Da giorni la presidente del Consiglio Giorgia Meloni insiste: “Non sono isolata in Europa”, ripete ogni volta che gli capita un microfono o un taccuino sotto il naso. C’è da capirla: “L’autorevolezza dell’Italia nel mondo” è un caposaldo della sua propaganda e il travestimento da statista è servito proprio per legittimarla nei consessi internazionali.
La premier non trova nessun leader europeo che sia disposto a seguirla sulla balzana idea che la questione umanitaria possa essere secondaria alla questione politica
In Europa Meloni è talmente poco isolata che nonostante i ripetuti incontri e confronti di questi ultimi giorni con i capi di Stato europei l’unico risultato è una letterina d’intenti consegnata alla stampa con un leader che guida un Paese che nell’Unione europea non c’è più: la Gran Bretagna di Rishi Suniak.

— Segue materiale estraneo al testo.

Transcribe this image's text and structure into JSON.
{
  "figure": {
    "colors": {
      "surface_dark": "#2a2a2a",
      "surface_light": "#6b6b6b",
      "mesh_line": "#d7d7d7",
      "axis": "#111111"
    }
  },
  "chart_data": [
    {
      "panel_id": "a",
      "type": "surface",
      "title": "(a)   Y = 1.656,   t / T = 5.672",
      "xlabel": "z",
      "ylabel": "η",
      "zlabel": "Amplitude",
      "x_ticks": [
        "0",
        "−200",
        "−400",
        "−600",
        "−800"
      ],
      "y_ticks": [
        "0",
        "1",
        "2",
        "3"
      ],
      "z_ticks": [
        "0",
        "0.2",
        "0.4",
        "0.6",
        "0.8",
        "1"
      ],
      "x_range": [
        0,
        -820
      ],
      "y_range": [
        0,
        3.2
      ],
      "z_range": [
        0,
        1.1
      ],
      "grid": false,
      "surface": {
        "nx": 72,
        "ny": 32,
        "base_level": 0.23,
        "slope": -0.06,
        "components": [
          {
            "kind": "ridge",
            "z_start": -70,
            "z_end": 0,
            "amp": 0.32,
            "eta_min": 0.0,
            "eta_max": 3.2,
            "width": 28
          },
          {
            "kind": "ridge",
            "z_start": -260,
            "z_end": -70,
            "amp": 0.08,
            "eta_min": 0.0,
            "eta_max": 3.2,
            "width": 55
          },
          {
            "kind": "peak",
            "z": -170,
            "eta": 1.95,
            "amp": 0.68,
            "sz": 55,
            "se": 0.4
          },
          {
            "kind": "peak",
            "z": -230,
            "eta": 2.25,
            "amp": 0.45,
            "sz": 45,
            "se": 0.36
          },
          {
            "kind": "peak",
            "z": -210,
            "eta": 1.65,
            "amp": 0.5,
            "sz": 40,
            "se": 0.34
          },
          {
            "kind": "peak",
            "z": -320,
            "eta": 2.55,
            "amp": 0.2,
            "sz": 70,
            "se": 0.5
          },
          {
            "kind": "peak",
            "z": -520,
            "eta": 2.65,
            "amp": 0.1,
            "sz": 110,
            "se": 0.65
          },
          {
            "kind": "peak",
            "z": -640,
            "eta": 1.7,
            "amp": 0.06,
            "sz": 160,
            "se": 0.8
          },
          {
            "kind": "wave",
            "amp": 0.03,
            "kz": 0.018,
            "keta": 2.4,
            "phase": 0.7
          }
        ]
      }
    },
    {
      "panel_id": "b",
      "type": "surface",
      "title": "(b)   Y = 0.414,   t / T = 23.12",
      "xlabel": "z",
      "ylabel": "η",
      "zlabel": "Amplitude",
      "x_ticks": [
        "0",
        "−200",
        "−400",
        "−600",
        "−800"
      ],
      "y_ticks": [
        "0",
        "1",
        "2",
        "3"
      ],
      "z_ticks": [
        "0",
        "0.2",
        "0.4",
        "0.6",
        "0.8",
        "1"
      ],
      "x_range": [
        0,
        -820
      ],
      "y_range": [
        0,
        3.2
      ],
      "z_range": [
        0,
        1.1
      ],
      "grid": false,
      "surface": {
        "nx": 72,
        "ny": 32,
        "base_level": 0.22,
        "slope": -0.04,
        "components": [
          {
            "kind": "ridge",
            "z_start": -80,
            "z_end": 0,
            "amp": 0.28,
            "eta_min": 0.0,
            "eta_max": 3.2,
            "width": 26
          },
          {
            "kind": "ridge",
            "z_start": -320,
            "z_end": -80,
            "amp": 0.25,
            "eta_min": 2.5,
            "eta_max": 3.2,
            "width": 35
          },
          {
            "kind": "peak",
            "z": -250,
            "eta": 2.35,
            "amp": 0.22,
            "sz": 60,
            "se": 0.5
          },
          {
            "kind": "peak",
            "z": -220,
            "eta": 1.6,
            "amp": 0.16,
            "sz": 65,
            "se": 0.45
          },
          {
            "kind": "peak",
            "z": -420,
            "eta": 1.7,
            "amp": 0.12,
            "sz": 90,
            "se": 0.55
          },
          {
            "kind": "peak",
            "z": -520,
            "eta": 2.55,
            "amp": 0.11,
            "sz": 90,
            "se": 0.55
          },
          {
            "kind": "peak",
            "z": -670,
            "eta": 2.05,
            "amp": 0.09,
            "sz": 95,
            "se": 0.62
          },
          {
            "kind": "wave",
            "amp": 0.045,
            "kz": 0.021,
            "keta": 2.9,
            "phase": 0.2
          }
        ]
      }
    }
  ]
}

Meloni e Suniak hanno preso carta e penna per spiegarci che “solo impedendo il flusso di migranti irregolari possiamo ripristinare la fiducia dei cittadini britannici e italiani nei nostri confini nazionali e nella cooperazione internazionale”.
A nessuno dei due è balenato il dubbio che uno Stato nel cuore del Mediterraneo che si affaccia sull’Africa abbia problemi molto diversi dallo Stato britannico. A nessuno dei due è venuto il dubbio che dopo giorni in cui la presidente del Consiglio italiana ripete dappertutto che l’immigrazione è “una questione europea” suona piuttosto stonato che se ne parli con uno Stato extra Ue.
La ragione fondante di quella missiva è chiara: Meloni non trova nessun leader europeo che sia disposto a seguirla sulla balzana idea che la questione umanitaria possa essere secondaria alla questione politica. Avrebbe potuto firmare quella lettera con qualche suo amico ultra sovranista, ma avrebbe aumentato l’isolamento. Così s’è rifugierà da Suniak.